Bring it on
Whilst I wouldn'd dispute other's assertions that Google's services are excellent I would seek to remind them that many good services have withered and died due to insufficient marketing, something Google doesn't do in half measures.
If you control the world's #1 search engine and use it to promote your own products ahead of paid advertising for your rivals... it may be legal but sooner or later Google were always (if successful) going to end up being accused of antitrust.
All of their services are free (and the more of them you use, the better the experience, in exchange for all your innermost secrets of course), and have no doubt contributed to the demise of numerous free and charging equivalents. Their dominance of searchvertising gives them deep, deep pockets with which to expand into new territory without concern as to if the new service is sustainable in any normal sense of the word. More money than any venture capitalist could dream of having in his fund.

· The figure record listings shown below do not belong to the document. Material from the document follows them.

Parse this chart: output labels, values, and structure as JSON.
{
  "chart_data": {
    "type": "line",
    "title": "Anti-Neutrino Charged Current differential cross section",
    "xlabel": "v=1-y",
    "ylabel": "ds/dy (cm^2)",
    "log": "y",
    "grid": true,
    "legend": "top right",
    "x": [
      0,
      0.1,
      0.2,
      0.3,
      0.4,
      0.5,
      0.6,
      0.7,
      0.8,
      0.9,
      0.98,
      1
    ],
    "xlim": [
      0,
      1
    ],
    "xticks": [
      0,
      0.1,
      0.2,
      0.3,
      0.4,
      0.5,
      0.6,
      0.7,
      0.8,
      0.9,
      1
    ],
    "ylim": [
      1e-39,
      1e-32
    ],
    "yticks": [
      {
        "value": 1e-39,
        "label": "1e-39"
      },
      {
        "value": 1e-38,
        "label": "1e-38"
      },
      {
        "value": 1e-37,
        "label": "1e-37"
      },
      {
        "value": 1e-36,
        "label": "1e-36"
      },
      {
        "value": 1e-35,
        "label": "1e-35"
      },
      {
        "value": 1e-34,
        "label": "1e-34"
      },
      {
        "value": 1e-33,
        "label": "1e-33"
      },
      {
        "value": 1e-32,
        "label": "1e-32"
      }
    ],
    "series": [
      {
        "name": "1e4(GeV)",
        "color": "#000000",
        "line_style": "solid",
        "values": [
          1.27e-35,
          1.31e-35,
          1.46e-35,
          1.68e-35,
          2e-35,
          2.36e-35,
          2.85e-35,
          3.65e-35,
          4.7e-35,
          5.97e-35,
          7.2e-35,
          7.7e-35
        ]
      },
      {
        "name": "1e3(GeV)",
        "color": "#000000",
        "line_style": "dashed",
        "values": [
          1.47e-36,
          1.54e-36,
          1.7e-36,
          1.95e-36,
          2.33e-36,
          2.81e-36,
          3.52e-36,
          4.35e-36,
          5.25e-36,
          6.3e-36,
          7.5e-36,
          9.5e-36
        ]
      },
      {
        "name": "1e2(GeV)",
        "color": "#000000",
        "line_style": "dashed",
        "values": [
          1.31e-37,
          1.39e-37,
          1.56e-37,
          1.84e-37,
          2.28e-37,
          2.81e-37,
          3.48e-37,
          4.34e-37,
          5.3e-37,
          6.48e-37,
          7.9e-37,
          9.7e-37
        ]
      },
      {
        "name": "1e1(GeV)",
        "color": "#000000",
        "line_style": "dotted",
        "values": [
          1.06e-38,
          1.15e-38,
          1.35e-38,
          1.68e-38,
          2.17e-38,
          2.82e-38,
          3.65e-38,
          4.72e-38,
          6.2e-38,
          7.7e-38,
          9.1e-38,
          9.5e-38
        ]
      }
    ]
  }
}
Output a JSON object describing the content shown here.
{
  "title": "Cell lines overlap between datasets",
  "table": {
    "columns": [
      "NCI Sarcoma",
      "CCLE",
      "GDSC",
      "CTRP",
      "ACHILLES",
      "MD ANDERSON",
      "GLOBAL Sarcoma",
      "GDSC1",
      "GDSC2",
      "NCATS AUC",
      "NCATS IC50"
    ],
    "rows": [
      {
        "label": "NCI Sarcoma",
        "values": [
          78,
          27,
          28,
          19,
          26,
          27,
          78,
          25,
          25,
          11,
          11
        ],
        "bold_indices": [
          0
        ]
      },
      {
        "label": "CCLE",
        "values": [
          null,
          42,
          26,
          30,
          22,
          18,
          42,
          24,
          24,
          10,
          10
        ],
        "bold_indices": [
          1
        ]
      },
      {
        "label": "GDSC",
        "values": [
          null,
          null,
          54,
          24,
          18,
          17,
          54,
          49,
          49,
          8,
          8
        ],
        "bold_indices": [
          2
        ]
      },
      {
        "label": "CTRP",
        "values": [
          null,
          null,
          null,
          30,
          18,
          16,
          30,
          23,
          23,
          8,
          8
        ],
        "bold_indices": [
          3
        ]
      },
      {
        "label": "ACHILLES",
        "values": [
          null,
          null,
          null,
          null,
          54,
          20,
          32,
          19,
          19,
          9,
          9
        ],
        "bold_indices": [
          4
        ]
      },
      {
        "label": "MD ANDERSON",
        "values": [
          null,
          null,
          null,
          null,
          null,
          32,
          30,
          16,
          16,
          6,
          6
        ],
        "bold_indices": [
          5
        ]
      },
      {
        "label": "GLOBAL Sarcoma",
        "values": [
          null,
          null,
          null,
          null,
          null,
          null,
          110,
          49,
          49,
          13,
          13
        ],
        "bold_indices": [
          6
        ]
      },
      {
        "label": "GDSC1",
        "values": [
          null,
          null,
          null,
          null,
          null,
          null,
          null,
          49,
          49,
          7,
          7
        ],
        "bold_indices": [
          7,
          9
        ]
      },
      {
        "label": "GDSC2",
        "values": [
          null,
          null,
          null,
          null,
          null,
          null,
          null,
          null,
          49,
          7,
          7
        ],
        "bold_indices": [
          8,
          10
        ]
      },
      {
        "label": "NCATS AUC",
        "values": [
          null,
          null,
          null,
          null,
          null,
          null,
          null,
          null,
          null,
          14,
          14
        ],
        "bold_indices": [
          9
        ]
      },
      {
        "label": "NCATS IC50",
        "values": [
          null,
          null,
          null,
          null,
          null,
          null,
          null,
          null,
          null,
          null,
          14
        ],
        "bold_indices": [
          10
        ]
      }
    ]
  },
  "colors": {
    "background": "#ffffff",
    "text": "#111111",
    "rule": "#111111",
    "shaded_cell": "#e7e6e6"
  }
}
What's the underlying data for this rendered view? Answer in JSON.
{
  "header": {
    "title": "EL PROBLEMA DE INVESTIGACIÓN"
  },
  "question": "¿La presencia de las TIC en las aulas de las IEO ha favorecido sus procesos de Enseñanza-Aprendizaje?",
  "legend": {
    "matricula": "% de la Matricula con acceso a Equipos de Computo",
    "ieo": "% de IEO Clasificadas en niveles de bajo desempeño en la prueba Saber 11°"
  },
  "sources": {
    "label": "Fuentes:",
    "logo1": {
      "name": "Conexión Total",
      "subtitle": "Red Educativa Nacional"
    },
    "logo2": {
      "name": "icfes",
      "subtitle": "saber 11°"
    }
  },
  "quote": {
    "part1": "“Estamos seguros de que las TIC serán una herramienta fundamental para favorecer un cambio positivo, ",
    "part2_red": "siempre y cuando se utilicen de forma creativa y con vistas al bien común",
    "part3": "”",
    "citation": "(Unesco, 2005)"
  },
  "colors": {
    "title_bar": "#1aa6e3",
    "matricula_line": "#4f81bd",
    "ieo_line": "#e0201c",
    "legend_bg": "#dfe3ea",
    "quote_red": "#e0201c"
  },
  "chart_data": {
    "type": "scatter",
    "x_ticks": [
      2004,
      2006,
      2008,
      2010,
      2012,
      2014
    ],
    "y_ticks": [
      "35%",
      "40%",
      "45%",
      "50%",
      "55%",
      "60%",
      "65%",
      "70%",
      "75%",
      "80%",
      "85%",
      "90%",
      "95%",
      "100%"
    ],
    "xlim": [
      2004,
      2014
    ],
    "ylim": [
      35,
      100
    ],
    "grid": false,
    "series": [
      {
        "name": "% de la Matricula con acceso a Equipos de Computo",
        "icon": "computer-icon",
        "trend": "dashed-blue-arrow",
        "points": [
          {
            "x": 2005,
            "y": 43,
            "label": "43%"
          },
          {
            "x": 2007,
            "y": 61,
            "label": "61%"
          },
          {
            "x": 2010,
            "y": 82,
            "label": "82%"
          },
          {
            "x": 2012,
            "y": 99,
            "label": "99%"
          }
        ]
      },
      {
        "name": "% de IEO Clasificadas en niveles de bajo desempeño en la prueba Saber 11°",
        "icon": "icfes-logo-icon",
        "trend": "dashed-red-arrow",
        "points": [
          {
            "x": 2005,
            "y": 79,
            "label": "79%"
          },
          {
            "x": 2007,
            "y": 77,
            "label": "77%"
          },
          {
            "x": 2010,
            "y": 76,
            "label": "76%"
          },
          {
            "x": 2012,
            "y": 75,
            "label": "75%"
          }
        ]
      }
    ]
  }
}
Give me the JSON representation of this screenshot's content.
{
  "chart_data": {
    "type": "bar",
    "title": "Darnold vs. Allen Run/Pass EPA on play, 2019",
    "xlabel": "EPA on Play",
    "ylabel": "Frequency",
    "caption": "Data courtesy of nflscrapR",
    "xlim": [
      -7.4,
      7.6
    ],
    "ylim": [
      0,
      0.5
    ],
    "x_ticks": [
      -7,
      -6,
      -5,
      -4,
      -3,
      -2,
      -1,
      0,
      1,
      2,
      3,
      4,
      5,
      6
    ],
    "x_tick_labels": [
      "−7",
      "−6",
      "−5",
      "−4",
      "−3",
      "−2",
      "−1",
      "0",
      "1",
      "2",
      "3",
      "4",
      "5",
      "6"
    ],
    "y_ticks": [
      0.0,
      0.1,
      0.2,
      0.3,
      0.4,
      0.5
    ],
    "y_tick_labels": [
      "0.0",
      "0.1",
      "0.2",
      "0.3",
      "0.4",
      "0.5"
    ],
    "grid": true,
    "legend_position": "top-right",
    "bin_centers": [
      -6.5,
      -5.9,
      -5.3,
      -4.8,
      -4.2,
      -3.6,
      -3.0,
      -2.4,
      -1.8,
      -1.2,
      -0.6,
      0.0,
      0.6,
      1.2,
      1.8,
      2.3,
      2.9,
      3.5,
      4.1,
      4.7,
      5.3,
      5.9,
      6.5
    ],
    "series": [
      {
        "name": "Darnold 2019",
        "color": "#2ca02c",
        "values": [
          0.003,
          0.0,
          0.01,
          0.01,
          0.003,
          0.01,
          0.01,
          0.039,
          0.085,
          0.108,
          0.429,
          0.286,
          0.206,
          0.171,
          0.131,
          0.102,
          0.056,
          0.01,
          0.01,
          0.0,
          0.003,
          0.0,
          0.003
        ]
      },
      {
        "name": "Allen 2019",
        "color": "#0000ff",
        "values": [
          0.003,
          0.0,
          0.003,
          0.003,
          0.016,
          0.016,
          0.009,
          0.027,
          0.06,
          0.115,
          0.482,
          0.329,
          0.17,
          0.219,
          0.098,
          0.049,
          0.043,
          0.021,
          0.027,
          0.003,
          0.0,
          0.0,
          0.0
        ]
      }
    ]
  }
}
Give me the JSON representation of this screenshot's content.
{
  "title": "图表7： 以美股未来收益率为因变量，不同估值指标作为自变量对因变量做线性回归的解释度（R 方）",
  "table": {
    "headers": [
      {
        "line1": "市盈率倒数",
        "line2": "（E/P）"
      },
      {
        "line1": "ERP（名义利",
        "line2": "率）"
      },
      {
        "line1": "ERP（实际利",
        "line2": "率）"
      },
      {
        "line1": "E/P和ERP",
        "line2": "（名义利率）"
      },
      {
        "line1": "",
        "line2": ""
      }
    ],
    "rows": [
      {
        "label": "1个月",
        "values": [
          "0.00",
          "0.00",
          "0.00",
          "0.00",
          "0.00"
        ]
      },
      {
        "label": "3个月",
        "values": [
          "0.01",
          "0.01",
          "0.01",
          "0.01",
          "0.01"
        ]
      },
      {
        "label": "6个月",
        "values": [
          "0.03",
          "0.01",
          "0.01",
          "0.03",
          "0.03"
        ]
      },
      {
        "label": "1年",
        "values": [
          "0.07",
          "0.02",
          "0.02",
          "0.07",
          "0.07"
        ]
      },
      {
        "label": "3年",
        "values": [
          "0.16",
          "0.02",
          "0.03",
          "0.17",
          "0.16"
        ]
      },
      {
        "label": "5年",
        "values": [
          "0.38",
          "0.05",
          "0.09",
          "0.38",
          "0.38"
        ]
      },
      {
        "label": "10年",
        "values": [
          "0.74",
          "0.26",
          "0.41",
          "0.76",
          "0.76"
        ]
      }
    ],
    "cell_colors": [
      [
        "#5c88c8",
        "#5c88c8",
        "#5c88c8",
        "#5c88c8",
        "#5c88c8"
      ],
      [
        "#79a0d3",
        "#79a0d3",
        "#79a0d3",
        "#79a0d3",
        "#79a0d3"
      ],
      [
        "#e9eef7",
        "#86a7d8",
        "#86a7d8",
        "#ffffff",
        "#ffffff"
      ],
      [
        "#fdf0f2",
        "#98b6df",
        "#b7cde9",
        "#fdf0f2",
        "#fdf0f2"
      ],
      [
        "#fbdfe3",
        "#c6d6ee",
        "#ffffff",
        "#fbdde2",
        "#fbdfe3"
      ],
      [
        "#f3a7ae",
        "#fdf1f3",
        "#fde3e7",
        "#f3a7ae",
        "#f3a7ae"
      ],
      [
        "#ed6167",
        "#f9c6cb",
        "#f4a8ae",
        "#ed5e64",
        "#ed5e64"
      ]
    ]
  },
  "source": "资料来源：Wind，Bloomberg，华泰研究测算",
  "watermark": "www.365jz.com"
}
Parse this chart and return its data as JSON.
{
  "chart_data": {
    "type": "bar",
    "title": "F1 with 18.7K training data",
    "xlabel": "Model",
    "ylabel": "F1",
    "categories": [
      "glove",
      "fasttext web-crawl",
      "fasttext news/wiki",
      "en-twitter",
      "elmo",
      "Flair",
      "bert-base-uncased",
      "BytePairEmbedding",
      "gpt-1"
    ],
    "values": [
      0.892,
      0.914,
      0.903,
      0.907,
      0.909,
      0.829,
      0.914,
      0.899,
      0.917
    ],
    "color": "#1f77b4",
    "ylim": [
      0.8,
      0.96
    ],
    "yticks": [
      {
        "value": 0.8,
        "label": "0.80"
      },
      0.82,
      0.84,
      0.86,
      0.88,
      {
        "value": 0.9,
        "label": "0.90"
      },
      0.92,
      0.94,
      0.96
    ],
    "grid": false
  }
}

In many ways I think their behaviour now is much worse than Microsoft's, simply because of the breadth of their offerings, all paid for by searchvertising, and their ambitions to be present at every key point of the hardware and software chain. The eventual result will be an irreversible lock-in - Google becomes the internet (or at least all of its services worth mentioning), and the internet becomes Google, as its financial might allows it to best any company in its path.
Google has, is, and will continue, to distort who can afford to offer services on the internet - let alone make money from them. It is time to break the company up and attempt to redress the balance, before all everybody else is left with is the long tail of the internet service business - and we know how profitable the long tail is, don't we?